The healthcare education landscape has evolved significantly over the past five years, and O’Hara points to the innovations in this article as key drivers of change. However, he also acknowledges that progress in healthcare and education tends to be slower than in other sectors.

“Learning involves knowledge, skill, and judgment, and it is hard to rush any of those things,” he says. “We have worked throughout the healthcare education community to find new, more efficient and effective ways to learn, but most of the gains have been on the margins. But with AI beginning to make a big difference, LXPs are perfectly positioned to take full advantage of the AI revolution. I think five years from now, we will have adopted AI in a way that will make healthcare education highly personalized, highly efficient and effective, and many of these gains will be realized through interfaces like LXPs.”

The Road Ahead

The HealthStream Learning Experience is the only healthcare-specific LXP currently on the market, designed to meet the industry’s unique needs.
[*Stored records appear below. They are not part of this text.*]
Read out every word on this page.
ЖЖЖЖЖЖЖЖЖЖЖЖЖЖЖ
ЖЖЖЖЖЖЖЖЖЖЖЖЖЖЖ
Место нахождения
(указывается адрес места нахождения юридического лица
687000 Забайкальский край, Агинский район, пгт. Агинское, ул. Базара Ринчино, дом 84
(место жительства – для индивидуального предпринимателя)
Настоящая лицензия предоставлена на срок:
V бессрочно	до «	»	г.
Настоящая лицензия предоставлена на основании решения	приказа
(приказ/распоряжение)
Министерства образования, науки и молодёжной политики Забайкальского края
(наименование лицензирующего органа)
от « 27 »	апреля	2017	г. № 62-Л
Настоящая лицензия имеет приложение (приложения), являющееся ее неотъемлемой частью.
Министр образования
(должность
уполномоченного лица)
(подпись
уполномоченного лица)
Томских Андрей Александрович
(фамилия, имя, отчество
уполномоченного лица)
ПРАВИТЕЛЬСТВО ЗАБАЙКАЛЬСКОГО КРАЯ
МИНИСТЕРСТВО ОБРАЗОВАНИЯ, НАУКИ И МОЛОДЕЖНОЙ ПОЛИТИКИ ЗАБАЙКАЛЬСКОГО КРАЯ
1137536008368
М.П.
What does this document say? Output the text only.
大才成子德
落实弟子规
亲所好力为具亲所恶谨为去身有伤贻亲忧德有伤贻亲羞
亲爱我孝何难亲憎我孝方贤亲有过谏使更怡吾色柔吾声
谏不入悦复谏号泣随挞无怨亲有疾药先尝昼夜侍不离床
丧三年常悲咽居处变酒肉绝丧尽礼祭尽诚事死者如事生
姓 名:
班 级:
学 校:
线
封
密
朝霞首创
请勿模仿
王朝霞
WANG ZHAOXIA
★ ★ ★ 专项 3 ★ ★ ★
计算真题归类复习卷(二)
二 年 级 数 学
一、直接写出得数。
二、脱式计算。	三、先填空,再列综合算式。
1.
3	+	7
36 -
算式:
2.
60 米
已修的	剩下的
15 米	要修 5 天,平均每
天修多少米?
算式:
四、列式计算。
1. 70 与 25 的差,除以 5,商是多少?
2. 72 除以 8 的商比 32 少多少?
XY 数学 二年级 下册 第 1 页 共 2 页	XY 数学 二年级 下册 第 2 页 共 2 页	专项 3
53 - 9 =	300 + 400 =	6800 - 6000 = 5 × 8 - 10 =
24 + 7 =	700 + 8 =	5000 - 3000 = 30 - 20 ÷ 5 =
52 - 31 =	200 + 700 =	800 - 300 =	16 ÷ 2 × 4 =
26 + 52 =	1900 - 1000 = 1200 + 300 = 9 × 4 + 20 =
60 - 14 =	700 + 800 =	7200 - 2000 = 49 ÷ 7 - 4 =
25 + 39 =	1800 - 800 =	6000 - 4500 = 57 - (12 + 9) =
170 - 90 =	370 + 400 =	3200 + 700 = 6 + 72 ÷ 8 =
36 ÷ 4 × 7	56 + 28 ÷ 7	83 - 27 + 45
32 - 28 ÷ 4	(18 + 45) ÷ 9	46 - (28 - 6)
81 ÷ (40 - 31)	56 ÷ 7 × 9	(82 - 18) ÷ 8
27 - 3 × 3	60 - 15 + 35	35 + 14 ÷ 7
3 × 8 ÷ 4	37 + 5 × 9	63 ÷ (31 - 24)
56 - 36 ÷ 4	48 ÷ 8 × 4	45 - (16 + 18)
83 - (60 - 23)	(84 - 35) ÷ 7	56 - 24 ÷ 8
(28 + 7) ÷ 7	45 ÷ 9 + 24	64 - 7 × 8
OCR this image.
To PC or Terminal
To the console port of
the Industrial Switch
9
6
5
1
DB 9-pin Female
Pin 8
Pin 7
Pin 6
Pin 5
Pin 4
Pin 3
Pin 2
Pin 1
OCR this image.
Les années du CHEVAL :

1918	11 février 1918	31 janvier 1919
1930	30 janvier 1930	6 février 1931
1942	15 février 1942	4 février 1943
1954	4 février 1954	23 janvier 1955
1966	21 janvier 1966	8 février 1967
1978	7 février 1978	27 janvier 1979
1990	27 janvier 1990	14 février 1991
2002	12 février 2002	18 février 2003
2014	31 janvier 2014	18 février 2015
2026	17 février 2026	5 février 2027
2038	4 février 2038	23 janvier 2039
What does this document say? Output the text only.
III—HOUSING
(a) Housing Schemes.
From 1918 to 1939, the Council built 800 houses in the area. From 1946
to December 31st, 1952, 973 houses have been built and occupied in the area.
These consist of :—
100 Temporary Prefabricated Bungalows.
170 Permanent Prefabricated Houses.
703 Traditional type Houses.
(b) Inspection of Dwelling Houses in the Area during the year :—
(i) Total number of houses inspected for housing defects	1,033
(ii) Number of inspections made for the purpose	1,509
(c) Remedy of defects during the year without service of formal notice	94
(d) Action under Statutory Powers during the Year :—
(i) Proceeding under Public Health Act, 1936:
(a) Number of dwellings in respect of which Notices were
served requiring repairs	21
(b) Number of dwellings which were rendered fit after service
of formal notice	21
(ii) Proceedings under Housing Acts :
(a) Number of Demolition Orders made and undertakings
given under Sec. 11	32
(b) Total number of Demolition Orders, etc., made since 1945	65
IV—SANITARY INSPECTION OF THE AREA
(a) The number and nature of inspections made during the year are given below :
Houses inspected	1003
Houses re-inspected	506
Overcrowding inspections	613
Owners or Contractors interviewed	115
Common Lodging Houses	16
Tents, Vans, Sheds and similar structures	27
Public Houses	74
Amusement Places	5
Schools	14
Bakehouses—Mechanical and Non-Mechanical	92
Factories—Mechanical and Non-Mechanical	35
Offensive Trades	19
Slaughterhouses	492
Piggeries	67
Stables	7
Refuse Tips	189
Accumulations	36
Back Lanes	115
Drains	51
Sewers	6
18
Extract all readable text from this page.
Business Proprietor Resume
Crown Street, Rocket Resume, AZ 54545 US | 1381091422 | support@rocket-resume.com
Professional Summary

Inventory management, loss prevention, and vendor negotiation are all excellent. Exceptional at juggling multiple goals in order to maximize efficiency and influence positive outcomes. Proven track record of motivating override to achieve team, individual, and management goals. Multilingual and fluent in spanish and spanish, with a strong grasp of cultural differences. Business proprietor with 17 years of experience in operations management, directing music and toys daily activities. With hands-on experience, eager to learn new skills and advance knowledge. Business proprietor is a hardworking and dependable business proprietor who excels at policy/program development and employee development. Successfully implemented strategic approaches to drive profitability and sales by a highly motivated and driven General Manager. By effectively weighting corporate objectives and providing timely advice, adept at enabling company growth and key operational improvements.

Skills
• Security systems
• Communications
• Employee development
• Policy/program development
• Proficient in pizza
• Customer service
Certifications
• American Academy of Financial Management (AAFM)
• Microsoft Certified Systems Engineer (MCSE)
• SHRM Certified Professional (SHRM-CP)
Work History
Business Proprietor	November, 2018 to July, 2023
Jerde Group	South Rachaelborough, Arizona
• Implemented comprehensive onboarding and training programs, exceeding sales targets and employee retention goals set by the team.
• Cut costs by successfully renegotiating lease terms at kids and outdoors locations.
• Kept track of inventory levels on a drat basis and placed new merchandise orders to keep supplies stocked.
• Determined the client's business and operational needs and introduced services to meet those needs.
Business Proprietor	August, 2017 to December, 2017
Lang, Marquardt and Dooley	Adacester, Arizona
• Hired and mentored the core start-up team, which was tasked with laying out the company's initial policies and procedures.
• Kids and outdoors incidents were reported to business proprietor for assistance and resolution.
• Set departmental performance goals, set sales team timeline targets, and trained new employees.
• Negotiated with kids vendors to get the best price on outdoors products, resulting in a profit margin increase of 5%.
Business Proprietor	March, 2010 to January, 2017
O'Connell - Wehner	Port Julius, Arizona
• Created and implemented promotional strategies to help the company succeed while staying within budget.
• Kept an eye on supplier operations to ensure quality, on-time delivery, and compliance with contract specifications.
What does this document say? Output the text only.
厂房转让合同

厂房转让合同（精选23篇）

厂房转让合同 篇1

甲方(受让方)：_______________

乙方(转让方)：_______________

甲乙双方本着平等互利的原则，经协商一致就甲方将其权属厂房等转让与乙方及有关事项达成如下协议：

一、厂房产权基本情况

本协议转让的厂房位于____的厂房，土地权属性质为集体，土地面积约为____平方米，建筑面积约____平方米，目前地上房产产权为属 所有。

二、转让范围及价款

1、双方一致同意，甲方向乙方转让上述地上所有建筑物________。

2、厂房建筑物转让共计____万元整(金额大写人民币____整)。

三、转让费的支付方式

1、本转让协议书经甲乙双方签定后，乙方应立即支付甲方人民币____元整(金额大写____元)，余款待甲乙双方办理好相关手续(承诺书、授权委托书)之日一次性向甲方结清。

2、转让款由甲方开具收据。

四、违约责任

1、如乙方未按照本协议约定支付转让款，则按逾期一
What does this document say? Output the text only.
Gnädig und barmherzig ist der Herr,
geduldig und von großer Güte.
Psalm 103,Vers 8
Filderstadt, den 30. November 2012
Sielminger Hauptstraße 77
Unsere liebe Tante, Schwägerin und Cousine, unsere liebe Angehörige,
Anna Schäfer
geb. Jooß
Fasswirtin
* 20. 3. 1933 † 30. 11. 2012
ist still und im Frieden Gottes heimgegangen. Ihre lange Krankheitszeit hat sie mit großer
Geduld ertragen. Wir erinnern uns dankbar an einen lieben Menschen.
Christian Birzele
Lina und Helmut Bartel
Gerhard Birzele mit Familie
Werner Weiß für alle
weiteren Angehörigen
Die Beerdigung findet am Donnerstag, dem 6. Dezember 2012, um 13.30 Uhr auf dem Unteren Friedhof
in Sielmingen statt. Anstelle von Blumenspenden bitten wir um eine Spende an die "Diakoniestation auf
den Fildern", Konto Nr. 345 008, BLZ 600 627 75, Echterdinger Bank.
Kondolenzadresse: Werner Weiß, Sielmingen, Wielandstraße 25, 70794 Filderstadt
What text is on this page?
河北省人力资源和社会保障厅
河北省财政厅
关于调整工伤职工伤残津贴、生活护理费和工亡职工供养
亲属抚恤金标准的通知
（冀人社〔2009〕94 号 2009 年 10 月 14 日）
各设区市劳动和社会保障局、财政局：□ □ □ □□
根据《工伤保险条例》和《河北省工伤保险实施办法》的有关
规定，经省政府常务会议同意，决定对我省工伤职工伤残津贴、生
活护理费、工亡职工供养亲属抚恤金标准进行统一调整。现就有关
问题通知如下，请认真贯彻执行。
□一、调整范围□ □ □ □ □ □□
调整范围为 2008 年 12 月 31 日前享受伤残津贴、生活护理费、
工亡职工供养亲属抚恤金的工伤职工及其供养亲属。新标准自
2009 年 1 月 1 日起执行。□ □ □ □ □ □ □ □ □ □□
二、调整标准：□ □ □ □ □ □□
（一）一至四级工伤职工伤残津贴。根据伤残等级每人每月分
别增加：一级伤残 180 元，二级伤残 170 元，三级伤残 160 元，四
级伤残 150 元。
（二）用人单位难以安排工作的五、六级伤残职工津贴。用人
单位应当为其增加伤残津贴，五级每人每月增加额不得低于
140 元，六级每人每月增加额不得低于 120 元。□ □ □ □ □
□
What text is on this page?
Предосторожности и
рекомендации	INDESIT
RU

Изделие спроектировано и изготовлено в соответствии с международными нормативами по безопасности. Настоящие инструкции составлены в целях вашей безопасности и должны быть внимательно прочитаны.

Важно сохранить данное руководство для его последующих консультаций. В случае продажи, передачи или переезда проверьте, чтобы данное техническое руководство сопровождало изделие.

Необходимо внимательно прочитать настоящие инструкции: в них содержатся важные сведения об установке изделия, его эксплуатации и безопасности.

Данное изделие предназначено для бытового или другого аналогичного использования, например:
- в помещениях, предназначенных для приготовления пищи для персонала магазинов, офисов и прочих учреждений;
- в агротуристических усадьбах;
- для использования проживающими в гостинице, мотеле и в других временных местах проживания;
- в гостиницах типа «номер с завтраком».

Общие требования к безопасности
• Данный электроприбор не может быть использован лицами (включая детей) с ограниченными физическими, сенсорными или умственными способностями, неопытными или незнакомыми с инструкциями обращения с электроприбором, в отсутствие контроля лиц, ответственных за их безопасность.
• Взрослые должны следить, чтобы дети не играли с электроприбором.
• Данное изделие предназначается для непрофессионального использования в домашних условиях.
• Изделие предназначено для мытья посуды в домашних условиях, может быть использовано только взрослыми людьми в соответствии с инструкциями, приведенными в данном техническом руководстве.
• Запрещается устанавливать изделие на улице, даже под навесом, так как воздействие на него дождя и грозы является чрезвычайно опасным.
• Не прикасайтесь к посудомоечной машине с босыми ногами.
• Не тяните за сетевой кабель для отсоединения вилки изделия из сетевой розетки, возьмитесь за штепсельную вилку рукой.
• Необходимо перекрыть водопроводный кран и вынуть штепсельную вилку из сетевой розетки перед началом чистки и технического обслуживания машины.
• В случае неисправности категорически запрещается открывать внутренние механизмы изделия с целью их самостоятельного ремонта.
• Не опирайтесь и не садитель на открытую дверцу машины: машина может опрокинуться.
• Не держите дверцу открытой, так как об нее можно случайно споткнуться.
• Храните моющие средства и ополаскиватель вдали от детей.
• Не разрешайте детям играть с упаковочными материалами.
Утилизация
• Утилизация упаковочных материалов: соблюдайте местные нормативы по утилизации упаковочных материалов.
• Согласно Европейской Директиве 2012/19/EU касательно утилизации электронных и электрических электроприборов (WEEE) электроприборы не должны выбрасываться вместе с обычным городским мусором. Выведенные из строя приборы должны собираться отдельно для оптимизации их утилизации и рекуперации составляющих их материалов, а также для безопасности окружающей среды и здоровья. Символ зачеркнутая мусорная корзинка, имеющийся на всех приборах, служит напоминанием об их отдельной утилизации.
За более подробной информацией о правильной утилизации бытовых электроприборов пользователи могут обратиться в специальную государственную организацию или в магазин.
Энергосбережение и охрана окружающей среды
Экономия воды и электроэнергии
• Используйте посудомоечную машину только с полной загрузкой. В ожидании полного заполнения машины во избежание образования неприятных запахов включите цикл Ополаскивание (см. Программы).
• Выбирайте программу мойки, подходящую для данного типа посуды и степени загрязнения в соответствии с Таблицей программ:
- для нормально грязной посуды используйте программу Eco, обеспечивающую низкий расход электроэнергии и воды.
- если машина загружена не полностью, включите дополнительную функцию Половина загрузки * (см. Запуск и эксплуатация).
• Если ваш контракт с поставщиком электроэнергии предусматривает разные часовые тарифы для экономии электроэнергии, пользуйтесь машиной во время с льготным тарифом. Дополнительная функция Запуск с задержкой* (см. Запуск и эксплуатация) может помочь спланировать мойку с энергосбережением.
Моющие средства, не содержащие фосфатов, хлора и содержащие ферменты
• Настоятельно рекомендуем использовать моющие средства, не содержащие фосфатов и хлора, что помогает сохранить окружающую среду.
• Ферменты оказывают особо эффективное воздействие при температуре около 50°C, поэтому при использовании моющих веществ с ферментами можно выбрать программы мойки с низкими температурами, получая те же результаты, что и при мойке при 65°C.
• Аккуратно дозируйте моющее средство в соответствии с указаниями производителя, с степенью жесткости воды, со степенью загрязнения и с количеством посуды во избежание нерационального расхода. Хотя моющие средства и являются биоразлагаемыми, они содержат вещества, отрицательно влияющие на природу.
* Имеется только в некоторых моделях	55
“It is very different for a database administrator to want to become a full-stack developer in a tech company than it is for a patient care assistant to want to become an OR nurse in a hospital,” O’Hara says. “An LXP can’t treat these career paths as similar. And the tools needed to present them to employees and move employees through them must be different to be effective.”

Additionally, healthcare is a highly regulated field, with care delivered by various roles with strict licensure and certification requirements. Adding to this complexity is the reality that there are shortages in many of these roles.

“Being able to account for all of this in an LXP is essential,” O’Hara says. “And it’s one of the reasons you might see other LXPs fail at healthcare organizations.”

The HealthStream Learning Experience is currently in pilot phases with two major partners and is set for general availability in early 2025.

“We don’t have outcome data yet, but all the early feedback says it is just the right tool for the job,” O’Hara says.